A growing demand for condominiums in major cities such as Toronto is sending housing starts to 10-year highs in Canada, but economists are warning the growth will not continue.
Canada Mortgage and Housing Corp. said housing starts hit their highest level in almost 10 years in November, but the growth is extremely uneven, with construction of condos accounting for the lion's share of the growth while building of detached homes is lagging.
In the Toronto region, which is steering the national trend, condo starts climbed 141 per cent in November compared to a year earlier, while detached home starts fell by 32 per cent, CMHC said.
The trend for new construction homes seems out of step with the recent weakness for resale homes in the Toronto area, but Canadian Imperial Bank of Commerce economist Avery Shenfeld said the growth in housing starts "doesn't clash as much with other Canadian housing indicators as you might think."

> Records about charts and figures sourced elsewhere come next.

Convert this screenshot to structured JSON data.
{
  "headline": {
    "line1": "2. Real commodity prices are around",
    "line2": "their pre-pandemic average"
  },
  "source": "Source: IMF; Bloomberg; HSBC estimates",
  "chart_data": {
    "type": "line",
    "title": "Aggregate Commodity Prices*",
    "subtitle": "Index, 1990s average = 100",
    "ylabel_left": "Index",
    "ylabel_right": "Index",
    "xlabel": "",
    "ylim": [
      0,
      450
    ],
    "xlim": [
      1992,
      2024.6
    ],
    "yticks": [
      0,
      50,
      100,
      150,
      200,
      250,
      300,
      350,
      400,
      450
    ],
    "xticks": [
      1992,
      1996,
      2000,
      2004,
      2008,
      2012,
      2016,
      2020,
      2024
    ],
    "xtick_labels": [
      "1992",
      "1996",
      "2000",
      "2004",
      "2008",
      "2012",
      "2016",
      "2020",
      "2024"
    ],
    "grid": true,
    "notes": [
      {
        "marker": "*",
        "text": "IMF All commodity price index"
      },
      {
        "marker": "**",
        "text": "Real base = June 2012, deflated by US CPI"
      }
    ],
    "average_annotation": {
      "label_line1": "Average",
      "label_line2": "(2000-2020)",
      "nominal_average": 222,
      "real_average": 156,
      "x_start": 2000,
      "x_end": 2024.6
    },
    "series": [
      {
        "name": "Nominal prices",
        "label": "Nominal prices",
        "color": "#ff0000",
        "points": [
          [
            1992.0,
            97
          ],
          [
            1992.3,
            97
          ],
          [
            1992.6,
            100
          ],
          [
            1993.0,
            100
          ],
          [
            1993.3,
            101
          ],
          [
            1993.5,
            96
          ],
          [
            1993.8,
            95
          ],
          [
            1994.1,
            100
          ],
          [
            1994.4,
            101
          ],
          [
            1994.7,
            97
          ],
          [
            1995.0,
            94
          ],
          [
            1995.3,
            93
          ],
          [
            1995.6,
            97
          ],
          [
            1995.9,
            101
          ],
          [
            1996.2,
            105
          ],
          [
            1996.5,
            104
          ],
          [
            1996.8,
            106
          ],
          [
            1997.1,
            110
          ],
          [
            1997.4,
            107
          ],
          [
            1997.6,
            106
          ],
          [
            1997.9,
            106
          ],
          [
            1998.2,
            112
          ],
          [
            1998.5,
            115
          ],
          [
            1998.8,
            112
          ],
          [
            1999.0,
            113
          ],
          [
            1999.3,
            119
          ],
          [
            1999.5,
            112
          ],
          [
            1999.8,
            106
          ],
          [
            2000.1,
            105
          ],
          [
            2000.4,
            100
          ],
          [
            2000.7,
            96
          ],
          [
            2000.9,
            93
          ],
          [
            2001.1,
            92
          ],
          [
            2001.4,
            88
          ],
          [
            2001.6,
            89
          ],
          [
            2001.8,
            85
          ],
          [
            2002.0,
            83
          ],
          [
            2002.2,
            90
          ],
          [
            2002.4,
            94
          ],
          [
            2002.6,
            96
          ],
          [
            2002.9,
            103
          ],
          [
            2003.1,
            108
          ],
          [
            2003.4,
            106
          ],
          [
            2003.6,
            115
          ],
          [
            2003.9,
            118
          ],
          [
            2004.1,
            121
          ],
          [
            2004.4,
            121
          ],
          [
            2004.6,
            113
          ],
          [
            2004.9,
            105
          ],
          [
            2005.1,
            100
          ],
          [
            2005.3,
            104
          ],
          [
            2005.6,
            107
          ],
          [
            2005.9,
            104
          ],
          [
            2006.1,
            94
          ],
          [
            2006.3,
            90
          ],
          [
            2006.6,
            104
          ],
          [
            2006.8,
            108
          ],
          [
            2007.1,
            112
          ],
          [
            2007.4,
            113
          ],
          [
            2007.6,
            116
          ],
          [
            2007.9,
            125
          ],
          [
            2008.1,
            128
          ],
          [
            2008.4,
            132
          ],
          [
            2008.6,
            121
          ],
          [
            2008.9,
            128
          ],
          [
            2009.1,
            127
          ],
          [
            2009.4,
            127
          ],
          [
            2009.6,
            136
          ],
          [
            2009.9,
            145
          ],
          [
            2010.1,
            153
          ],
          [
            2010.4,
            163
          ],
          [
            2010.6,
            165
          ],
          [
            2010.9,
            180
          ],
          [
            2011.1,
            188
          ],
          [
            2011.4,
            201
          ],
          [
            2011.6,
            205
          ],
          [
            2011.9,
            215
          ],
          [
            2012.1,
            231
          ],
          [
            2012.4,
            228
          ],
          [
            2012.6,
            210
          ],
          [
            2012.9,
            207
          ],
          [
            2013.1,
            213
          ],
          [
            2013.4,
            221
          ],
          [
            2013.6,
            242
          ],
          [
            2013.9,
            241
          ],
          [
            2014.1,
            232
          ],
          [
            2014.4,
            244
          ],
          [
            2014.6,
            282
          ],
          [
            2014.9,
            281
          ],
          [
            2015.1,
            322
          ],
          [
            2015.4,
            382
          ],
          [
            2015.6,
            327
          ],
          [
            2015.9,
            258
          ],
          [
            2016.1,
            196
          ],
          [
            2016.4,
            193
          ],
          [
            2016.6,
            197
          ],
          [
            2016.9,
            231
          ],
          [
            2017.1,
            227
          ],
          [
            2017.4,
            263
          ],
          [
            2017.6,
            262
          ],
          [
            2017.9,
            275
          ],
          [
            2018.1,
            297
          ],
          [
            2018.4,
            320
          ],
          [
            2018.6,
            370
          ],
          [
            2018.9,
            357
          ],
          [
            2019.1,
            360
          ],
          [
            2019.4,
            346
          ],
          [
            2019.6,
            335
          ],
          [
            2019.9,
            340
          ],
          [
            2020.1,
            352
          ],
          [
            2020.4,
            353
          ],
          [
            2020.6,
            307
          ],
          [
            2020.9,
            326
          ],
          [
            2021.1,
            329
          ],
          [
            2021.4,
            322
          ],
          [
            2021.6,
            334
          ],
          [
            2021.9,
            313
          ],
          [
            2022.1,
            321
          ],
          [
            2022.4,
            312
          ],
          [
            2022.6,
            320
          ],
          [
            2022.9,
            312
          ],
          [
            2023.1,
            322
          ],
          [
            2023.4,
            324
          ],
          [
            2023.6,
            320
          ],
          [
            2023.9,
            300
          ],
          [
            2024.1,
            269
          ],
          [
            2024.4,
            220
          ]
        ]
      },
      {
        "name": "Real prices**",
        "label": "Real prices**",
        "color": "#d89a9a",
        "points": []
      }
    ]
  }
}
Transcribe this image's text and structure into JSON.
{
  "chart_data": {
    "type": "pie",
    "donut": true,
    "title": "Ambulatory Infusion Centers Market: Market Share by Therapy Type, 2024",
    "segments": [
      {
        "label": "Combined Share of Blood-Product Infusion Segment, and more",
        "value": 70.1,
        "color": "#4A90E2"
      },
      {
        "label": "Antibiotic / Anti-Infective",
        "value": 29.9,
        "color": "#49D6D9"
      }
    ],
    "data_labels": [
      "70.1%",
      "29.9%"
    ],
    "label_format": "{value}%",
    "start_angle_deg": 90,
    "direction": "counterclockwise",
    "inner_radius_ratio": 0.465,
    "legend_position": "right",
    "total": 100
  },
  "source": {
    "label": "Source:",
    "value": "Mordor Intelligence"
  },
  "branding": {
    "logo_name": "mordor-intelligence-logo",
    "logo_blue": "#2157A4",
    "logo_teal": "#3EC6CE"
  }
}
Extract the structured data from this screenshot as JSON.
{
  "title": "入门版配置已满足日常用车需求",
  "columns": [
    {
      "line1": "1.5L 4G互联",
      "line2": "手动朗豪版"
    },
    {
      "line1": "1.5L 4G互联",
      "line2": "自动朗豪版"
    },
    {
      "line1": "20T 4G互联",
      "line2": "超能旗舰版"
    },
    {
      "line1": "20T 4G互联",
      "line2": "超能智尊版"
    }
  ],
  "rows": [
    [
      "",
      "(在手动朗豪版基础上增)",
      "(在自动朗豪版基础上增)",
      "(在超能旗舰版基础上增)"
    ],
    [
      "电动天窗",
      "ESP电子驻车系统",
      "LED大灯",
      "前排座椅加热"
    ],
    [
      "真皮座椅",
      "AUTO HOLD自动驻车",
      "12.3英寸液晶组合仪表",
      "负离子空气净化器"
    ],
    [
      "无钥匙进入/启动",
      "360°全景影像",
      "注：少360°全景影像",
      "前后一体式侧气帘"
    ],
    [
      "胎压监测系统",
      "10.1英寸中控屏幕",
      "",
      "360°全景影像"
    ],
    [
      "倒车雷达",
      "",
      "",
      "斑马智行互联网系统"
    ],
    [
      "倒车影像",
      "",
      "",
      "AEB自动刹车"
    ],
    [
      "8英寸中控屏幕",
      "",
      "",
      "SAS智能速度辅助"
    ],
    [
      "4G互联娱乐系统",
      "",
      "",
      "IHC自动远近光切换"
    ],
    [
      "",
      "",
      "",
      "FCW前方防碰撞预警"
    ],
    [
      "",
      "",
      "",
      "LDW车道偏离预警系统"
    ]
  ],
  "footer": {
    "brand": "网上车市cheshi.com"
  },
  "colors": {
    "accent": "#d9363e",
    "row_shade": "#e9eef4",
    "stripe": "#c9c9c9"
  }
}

Mr. Shenfeld said builders are focusing on the less-expensive condo sector because of strong demand from buyers who cannot afford detached homes.
Much of the current condo construction also comes from units that were pre-sold during hotter times."It's going to be a while before quieter sales offices mean fewer cranes on the horizon," he said in a research note on Friday.
Mr. Shenfeld said booming condo starts in November could also have been fuelled by mild weather in most of the country, with Ontario starts climbing 66 per cent in November compared to October.
On an annualized basis, CMHC said Canada has seen 252,184 housing starts this year as of November, an unexpectedly large jump from 222,695 starts on an annualized basis at the end of October.
Bank of Nova Scotia economist Derek Holt said the consensus estimate from economists had been a drop to about 213,000 starts in November, but the market continued to boom.
"You'd have to go back to 2007 to get stronger construction starts," he said in a research note.
Mr. Holt said he is not confident the condo construction trend will continue at the same pace. He feels future sales will be hurt by Ontario's announcement in April of expanded rent control measures that will sharply limit the amount landlords can increase rents on all types of units, including new buildings.
"Given project lags, the numbers we're seeing reflect decisions that pre-date rent control changes in April that many feel will sharply diminish investor appetite for such units," Mr. Holt warned.
Mr. Shenfeld also foresees new construction slowing, forecasting it will contribute to economic growth in Canada in the next couple of quarters, but will be "a significant drag" by 2019 as activity slows.
CMHC chief economist Bob Dugan said he is not concerned that the condo sector in Toronto is expanding too quickly, noting demand is still strong.
"Evidence of overbuilding is low due to the decreasing inventory of completed and unabsorbed multiple units and strong demand," he said in a statement.
Actual November starts in Canada, on a non-seasonally adjusted basis, were up 38 per cent compared to November last year, CMHC said, driven by 66-per-cent growth in Ontario due to a condo construction boom.
In British Columbia, starts climbed just 4 per cent in November compared to a year ago.
CMHC said starts were lower in Vancouver in November mostly because the construction sector is at full capacity, so fewer condo and rental projects are launching in the City of Vancouver, Richmond and on the North Shore. In Burnaby and New Westminster, multiple-family starts are higher so far this year.
Bank of Montreal economist Robert Kavcic said trends in housing starts are reinforcing a long-standing theme of population growth in Canada's biggest cities. A record 175,000 apartment and condo units were started this year in urban centres with populations of more than 10,000 because many cities face development constraints that push most of the new supply into this form of housing.